Liability for patient welfare would rest equally on the shoulders of each member of the diagnosing team, hence creating an internal peer review check to reduce errors. However, should a patient file a medical injury case against the group, the case would be heard by a “health court,” a special court set up to handle medical injury cases. As conceived by Common Good and the Harvard School of Public Health with the support of the Robert Wood Johnson Foundation, health courts would feature:

* trained judges with expertise in health care
* neutral experts retained by the court to assist the judges in making decisions about the standard of care
* a schedule for non-economic damages based on patient circumstances and the severity of injury

Again, this would greatly reduce overhead costs and curb the practice of defensive medicine that unnecessarily drives up health care costs. These same initiatives could then be applied to inpatient care on a larger scale.

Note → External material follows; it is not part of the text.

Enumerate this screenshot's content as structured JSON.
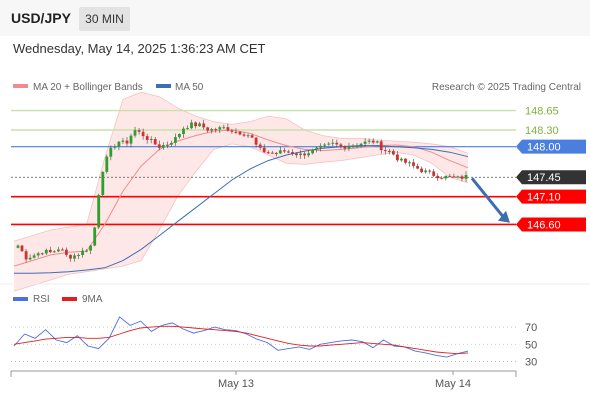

Now that we’ve devised a “product” that provides health care at half the current cost, increases efficiency, improves patient outcome and satisfaction, we need to find a way to fund the system whereby the maximum number of dollars stays in and works for the system. This would suggest setting up a nonprofit venture which could be a government-backed private enterprise. The mandatory difference would be in setting up a business in which the focus remained patient-centered rather than shareholder-profit-centered.


~ by doctorblue on December 17, 2008.